President Mahama unveils homegrown healthcare funding - GH¢3 billion unlocked from uncapped NHIS
President John Dramani Mahama has stated that Ghana is looking inwards to fund its healthcare needs, and announced a series of domestic measures that will move the country away from donor dependency.
He urged member states, especially those in Africa and other parts of the developing world, to move decisively from a culture of donor dependency to one of health sovereignty.
President Mahama was delivering the keynote address yesterday at the 79th World Health Assembly in Geneva, Switzerland.
He revealed that uncapping the National Health Insurance Scheme (NHIS) fund had freed up an additional GH¢3 billion ($300 million) for healthcare investment.
The President added that the NHIS had been streamlined to eliminate bottlenecks, with the deployment of digital tools, including artificial intelligence, to detect fraudulent claims and prioritise prompt refunds to service providers.
“A health insurance scheme is only as strong as the trust between the state and the hospitals that provide the care,” President Mahama told the assembly of health ministers, delegates and World Health Organisation (WHO) officials.

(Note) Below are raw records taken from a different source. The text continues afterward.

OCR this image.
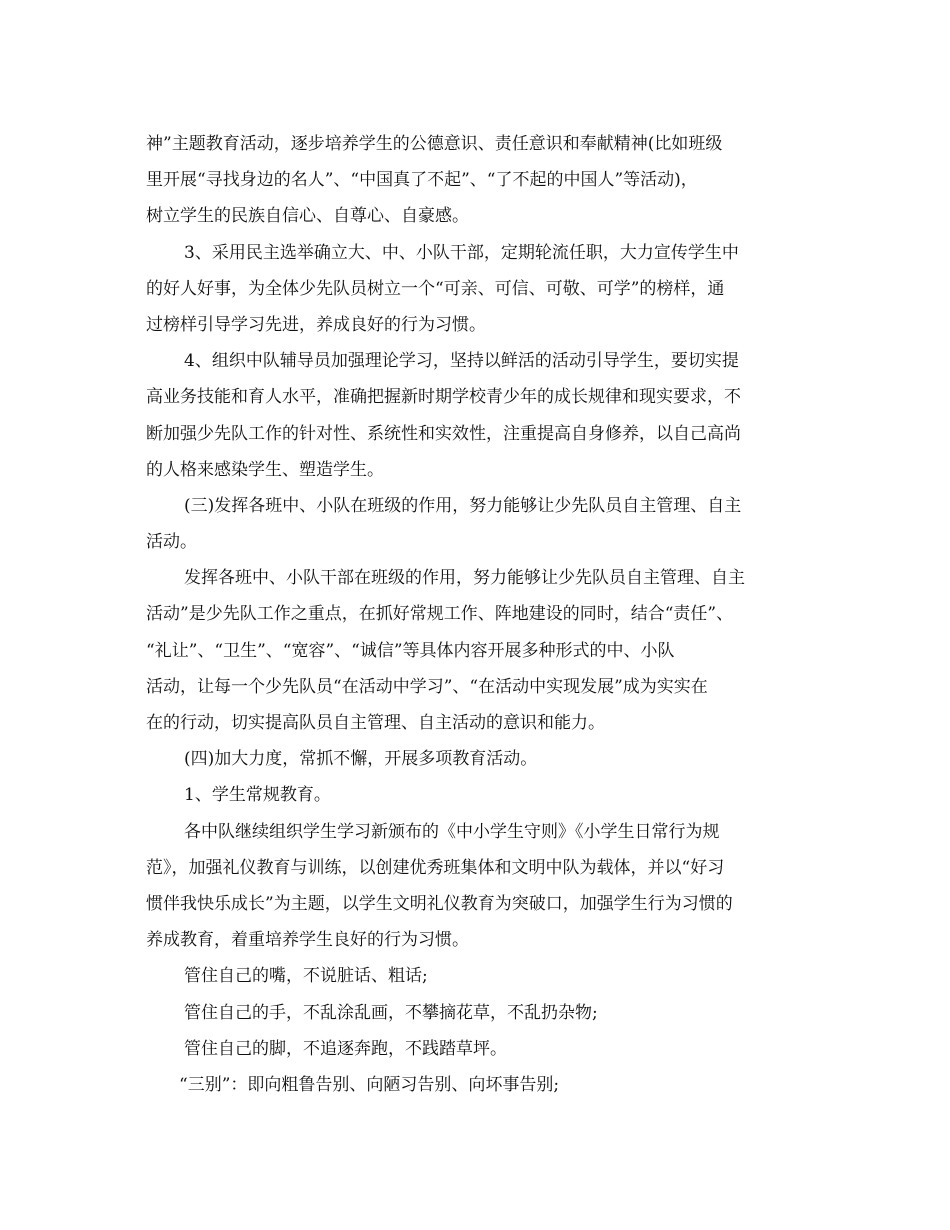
神”主题教育活动，逐步培养学生的公德意识、责任意识和奉献精神(比如班级
里开展“寻找身边的名人”、“中国真了不起”、“了不起的中国人”等活动)，
树立学生的民族自信心、自尊心、自豪感。
3、采用民主选举确立大、中、小队干部，定期轮流任职，大力宣传学生中
的好人好事，为全体少先队员树立一个“可亲、可信、可敬、可学”的榜样，通
过榜样引导学习先进，养成良好的行为习惯。
4、组织中队辅导员加强理论学习，坚持以鲜活的活动引导学生，要切实提
高业务技能和育人水平，准确把握新时期学校青少年的成长规律和现实要求，不
断加强少先队工作的针对性、系统性和实效性，注重提高自身修养，以自己高尚
的人格来感染学生、塑造学生。
(三)发挥各班中、小队在班级的作用，努力能够让少先队员自主管理、自主
活动。
发挥各班中、小队干部在班级的作用，努力能够让少先队员自主管理、自主
活动”是少先队工作之重点，在抓好常规工作、阵地建设的同时，结合“责任”、
“礼让”、“卫生”、“宽容”、“诚信”等具体内容开展多种形式的中、小队
活动，让每一个少先队员“在活动中学习”、“在活动中实现发展”成为实实在
在的行动，切实提高队员自主管理、自主活动的意识和能力。
(四)加大力度，常抓不懈，开展多项教育活动。
1、学生常规教育。
各中队继续组织学生学习新颁布的《中小学生守则》《小学生日常行为规
范》，加强礼仪教育与训练，以创建优秀班集体和文明中队为载体，并以“好习
惯伴我快乐成长”为主题，以学生文明礼仪教育为突破口，加强学生行为习惯的
养成教育，着重培养学生良好的行为习惯。
管住自己的嘴，不说脏话、粗话;
管住自己的手，不乱涂乱画，不攀摘花草，不乱扔杂物;
管住自己的脚，不追逐奔跑，不践踏草坪。
“三别”：即向粗鲁告别、向陋习告别、向坏事告别;
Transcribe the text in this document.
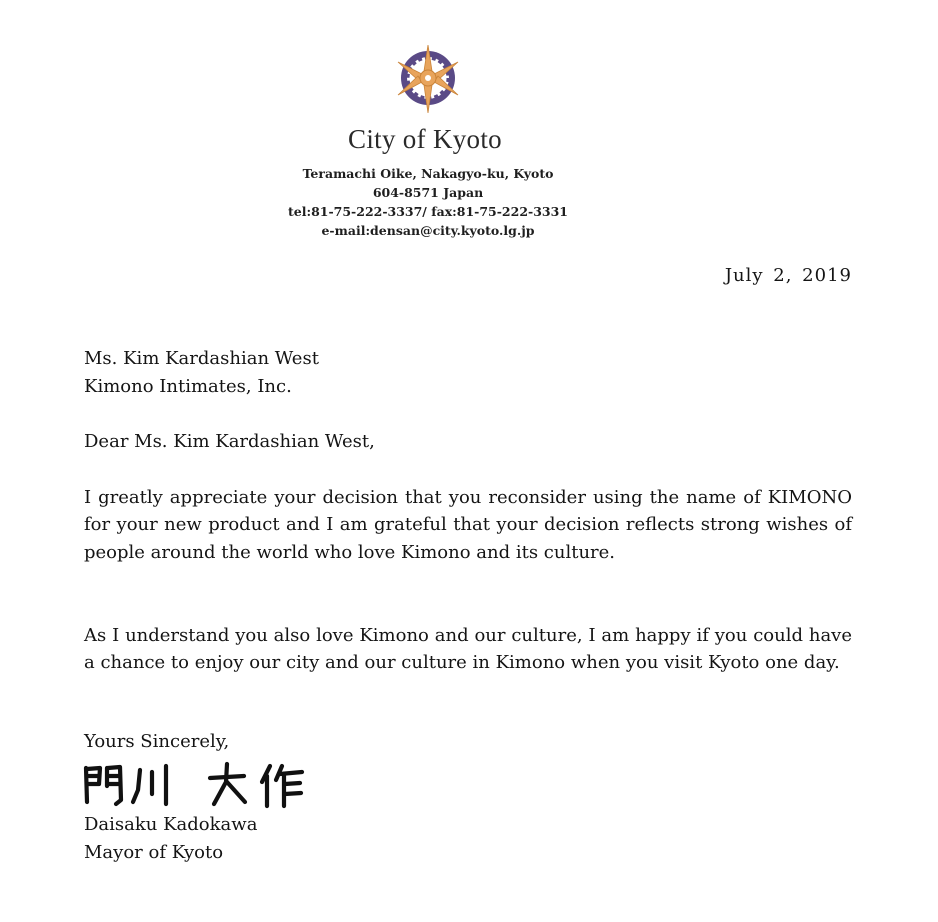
City of Kyoto
Teramachi Oike, Nakagyo-ku, Kyoto
604-8571 Japan
tel:81-75-222-3337/ fax:81-75-222-3331
e-mail:densan@city.kyoto.lg.jp
July 2, 2019
Ms. Kim Kardashian West
Kimono Intimates, Inc.
Dear Ms. Kim Kardashian West,

I greatly appreciate your decision that you reconsider using the name of KIMONO for your new product and I am grateful that your decision reflects strong wishes of people around the world who love Kimono and its culture.

As I understand you also love Kimono and our culture, I am happy if you could have a chance to enjoy our city and our culture in Kimono when you visit Kyoto one day.

Yours Sincerely,
Daisaku Kadokawa
Mayor of Kyoto
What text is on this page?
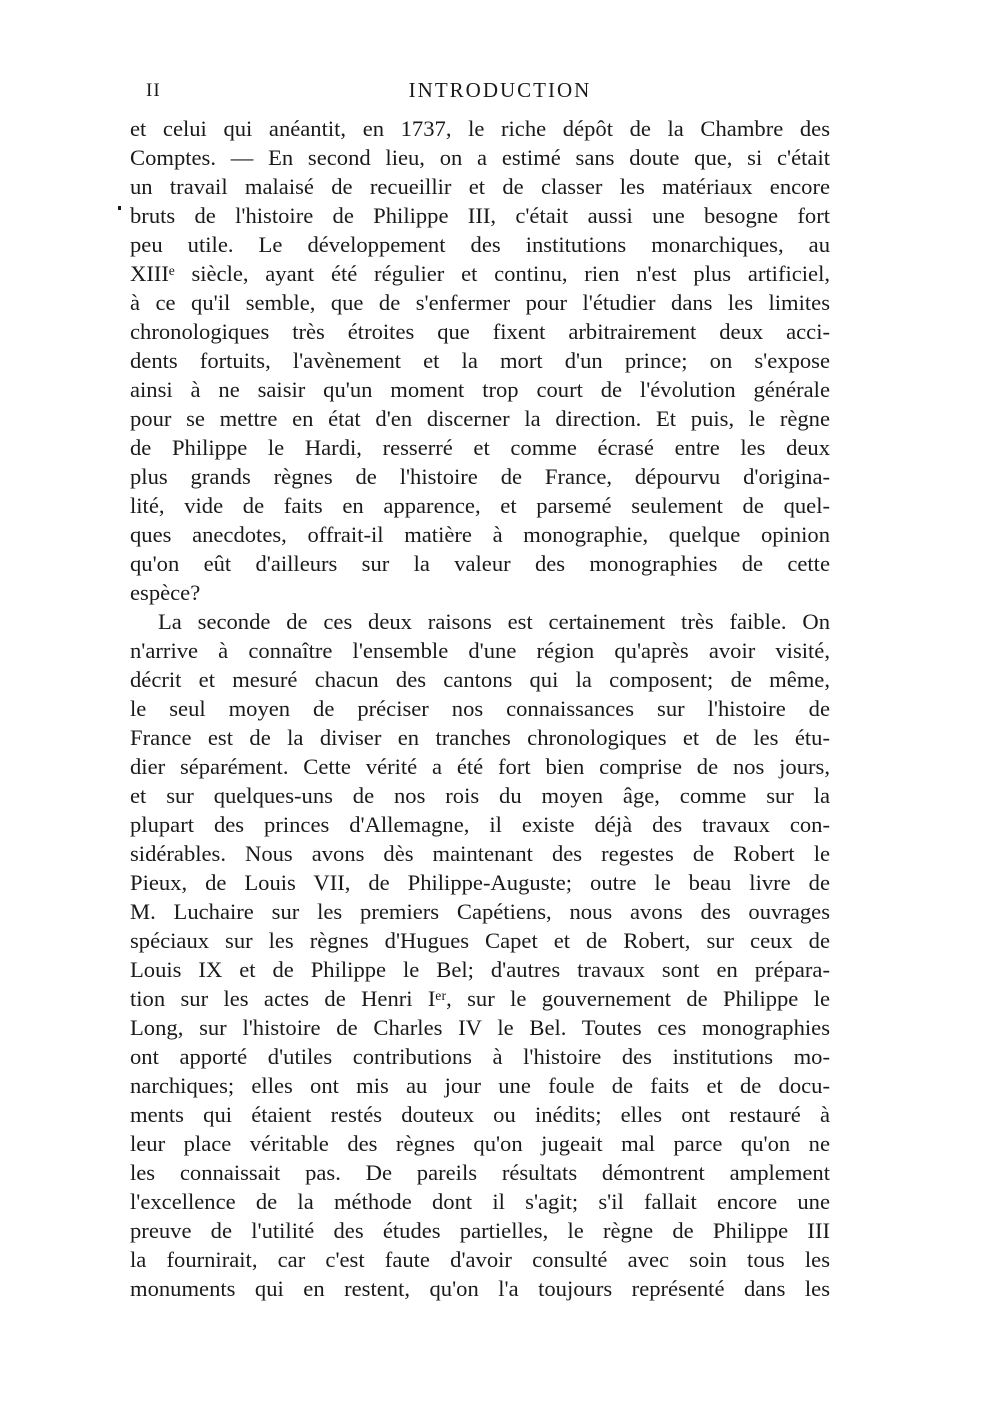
II	INTRODUCTION
et celui qui anéantit, en 1737, le riche dépôt de la Chambre des
Comptes. — En second lieu, on a estimé sans doute que, si c'était
un travail malaisé de recueillir et de classer les matériaux encore
bruts de l'histoire de Philippe III, c'était aussi une besogne fort
peu utile. Le développement des institutions monarchiques, au
XIIIᵉ siècle, ayant été régulier et continu, rien n'est plus artificiel,
à ce qu'il semble, que de s'enfermer pour l'étudier dans les limites
chronologiques très étroites que fixent arbitrairement deux acci-
dents fortuits, l'avènement et la mort d'un prince; on s'expose
ainsi à ne saisir qu'un moment trop court de l'évolution générale
pour se mettre en état d'en discerner la direction. Et puis, le règne
de Philippe le Hardi, resserré et comme écrasé entre les deux
plus grands règnes de l'histoire de France, dépourvu d'origina-
lité, vide de faits en apparence, et parsemé seulement de quel-
ques anecdotes, offrait-il matière à monographie, quelque opinion
qu'on eût d'ailleurs sur la valeur des monographies de cette
espèce?
La seconde de ces deux raisons est certainement très faible. On
n'arrive à connaître l'ensemble d'une région qu'après avoir visité,
décrit et mesuré chacun des cantons qui la composent; de même,
le seul moyen de préciser nos connaissances sur l'histoire de
France est de la diviser en tranches chronologiques et de les étu-
dier séparément. Cette vérité a été fort bien comprise de nos jours,
et sur quelques-uns de nos rois du moyen âge, comme sur la
plupart des princes d'Allemagne, il existe déjà des travaux con-
sidérables. Nous avons dès maintenant des regestes de Robert le
Pieux, de Louis VII, de Philippe-Auguste; outre le beau livre de
M. Luchaire sur les premiers Capétiens, nous avons des ouvrages
spéciaux sur les règnes d'Hugues Capet et de Robert, sur ceux de
Louis IX et de Philippe le Bel; d'autres travaux sont en prépara-
tion sur les actes de Henri Iᵉʳ, sur le gouvernement de Philippe le
Long, sur l'histoire de Charles IV le Bel. Toutes ces monographies
ont apporté d'utiles contributions à l'histoire des institutions mo-
narchiques; elles ont mis au jour une foule de faits et de docu-
ments qui étaient restés douteux ou inédits; elles ont restauré à
leur place véritable des règnes qu'on jugeait mal parce qu'on ne
les connaissait pas. De pareils résultats démontrent amplement
l'excellence de la méthode dont il s'agit; s'il fallait encore une
preuve de l'utilité des études partielles, le règne de Philippe III
la fournirait, car c'est faute d'avoir consulté avec soin tous les
monuments qui en restent, qu'on l'a toujours représenté dans les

“By ensuring our providers are paid on time, we ensure our citizens are treated with dignity,” he added.
MahamaCares
The President also told the assembly about how the Ghana Medical Trust Fund (MahamaCares), established to tackle non-communicable diseases (NCDs), was now operational for citizens suffering from cardiovascular conditions, cancers, liver disease and renal failures.
“MahamaCares is ensuring that specialised, high-cost care is not a privilege for just a few, but a right for all,” he said.
President Mahama announced that Ghana was on track to exit the Global Vaccine Alliance( GAVI) funding for vaccines by 2030, and expressed the hope that the country would rather transition to become a donor nation in the not-too-distant future.
He stated that his government had successfully begun implementing the Free Primary Health Care Programme, which removed financial barriers to basic and essential services at the rural level, a feat he said the WHO, led by its Director-General, Dr Tedros Adhanom Ghebreyesus, was among the first to congratulate Ghana for.
Aid cuts context
President Mahama acknowledged that Ghana lost $78 million following the closure of the United States Agency for International Development (USAID) programmes, funds that had supported malaria control, maternal and child health, nutrition and HIV/AIDS treatment.
He also noted that global humanitarian assistance for health had declined by 40 per cent.
The President referred to the data to underscore his central message: “The old donor-dependent system is over”.
“We are witnessing the end of an era, and we must have the courage to build the next one,” President Mahama stated.
He cited the Accra Reset, the African Health Sovereignty Conference convened in Ghana in August, 2025, as the continental response to the crisis.
Toothless reform
The President expressed concern that a draft resolution before the assembly sought to protect existing “organisational mandates” and prohibit the recommendation of mergers or consolidations.
“If we launch a reform process that is prohibited from recommencing actual reform, we are merely performing a ritual,” he said.
He added that: “We cannot prioritise institutional comfort over human survival.”
President Mahama made three appeals to the assembly: that reform must not become a ceiling; that the world must invest in execution, “deal rooms, local factories and resilient supply chains”; and that success must be measured by whether “a child in the Global South has a reasonable chance of survival as a child in the Global North.”